With the development of the Internet, more and more information of different countries is transmitted on the Internet. There is a strong need for a unified encoding method. Utf-8 is a Unicode implementation method widely used on the Internet.

UTF-8

Again, UTF-8 is one of Unicode implementations, not the only one, and not the same as Unicode. In addition to UTF-8, there are UTF-16 and UTF-32, though they are rarely used.

Utf-8 features different encoding lengths for different ranges of characters. It can use 1 to 4 bytes to represent a symbol, varying the length of the byte depending on the symbol.

The coding rules are simple:

  • For single-byte symbols, the first byte is set to 0 and the next 7 bits are the Unicode code for the symbol. So utF-8 encoding is the same as ASCII for English letters.
  • For n byte symbols (n>1), the first n bits of the first byte are set to 1, the n+1 bits to 0, the first two bits of the following bytes to 10, and the remaining unmentioned binary bits are the Unicode code for the symbol.

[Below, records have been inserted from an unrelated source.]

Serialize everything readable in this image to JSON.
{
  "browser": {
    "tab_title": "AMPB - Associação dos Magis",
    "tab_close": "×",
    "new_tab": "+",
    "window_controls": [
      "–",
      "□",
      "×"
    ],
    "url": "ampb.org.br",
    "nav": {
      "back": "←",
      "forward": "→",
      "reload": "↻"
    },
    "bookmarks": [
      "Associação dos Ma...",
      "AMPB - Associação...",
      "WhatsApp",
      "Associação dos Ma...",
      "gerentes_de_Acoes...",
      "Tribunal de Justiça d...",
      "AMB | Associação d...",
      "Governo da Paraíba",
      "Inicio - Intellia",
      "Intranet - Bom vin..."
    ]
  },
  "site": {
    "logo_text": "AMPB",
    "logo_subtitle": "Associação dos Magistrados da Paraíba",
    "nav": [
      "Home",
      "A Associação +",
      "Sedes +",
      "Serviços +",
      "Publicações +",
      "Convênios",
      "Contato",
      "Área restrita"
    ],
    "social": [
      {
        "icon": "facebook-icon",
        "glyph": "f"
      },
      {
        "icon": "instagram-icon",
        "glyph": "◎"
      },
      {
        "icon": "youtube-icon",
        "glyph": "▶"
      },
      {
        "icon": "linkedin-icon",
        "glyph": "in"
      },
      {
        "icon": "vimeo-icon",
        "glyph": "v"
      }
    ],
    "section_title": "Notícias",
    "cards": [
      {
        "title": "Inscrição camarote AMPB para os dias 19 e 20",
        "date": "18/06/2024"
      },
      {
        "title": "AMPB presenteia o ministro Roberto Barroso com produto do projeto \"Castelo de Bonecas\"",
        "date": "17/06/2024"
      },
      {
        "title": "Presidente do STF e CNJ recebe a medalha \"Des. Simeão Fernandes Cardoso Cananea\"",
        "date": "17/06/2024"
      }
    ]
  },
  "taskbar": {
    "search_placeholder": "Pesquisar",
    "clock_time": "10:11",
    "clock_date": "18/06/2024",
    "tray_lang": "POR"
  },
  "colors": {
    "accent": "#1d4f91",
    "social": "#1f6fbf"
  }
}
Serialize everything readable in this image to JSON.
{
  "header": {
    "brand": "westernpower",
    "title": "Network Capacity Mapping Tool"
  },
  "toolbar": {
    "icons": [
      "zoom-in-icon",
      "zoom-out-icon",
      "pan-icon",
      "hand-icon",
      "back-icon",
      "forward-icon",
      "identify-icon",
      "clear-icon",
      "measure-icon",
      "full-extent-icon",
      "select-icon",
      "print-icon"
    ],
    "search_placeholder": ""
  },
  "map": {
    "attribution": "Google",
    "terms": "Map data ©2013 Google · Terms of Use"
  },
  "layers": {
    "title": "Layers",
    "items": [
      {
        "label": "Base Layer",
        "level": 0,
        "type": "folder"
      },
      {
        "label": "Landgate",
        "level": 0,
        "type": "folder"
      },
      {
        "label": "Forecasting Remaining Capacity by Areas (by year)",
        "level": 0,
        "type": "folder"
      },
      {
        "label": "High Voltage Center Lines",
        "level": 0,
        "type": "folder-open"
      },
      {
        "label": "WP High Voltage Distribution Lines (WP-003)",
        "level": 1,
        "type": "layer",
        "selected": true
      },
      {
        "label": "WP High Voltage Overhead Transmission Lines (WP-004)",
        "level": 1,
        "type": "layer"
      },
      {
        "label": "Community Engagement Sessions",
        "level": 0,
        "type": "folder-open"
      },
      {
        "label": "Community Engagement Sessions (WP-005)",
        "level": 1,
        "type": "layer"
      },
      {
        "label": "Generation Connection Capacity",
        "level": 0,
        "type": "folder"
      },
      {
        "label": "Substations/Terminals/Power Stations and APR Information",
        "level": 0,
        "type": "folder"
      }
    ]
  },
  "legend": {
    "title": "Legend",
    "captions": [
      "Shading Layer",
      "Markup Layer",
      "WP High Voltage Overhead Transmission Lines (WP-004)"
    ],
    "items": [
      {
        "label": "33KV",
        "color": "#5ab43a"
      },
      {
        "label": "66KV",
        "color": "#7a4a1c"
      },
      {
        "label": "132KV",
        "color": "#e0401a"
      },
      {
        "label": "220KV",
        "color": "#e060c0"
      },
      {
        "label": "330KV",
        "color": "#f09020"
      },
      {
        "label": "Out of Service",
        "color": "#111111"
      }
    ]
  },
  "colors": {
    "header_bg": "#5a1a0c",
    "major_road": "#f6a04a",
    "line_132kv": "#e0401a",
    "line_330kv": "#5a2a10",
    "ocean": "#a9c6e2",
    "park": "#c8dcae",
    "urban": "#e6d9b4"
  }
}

Unicode and UTF-8 byte mapping:

Unicode range UTF-8
U + 0000 ~ U + 007 f 0xxxxxxx
U + 0080 ~ U + 7 ff 110xxxxx 10xxxxxx
U + 0800 ~ U + FFFF 1110xxxx 10xxxxxx 10xxxxxx
U + 010000 ~ U + 10 FFFF 11110xxx 10xxxxxx 10xxxxxx 10xxxxxx

In the case of “love”, its Unicode is U+7231, which is in the U+0800 ~ U+FFFF range, so it is encoded in 3 bytes, and its binary is 01110010 00110001.

Then utF-8 is used, as shown in the figure below:

Afterword.

Code in a computer operating system:

  • The default encoding of Chinese in Windows is GBK (GB2312).
  • The default encoding for Chinese in Linux is UTF-8

If the Linux OS is used, run the following command to view the Chinese system code:

echo $LANG
en_US.UTF-8
Copy the code

If you want to view the original encoding of the file and convert the encoding, you can use enca command, you can use apt-get install enca to install.

enca -L zh_CN <file>  Check the encoding of the file
enca -L zh_CN -x UTF-8 <file>  Convert the file encoding to UTF-8 encoding
enca -L zh_CN -x UTF-8 <file_1> <file_2> Keep the original file
Copy the code

Character encoding selection suggestions:

  1. English only, select ASCII
  2. Mainly save Chinese, more sensitive to the storage size, choose GB2312
  3. Versatility first, simple processing, choose UTF-8

Finally, I wrote a book entitled “Deep Understanding of NLP Chinese Word Segmentation: From Principle to Practice” to help you master Chinese word segmentation from scratch and step into the door of NLP. If the above content is helpful to you, I hope you can like, forward, comment, thank you!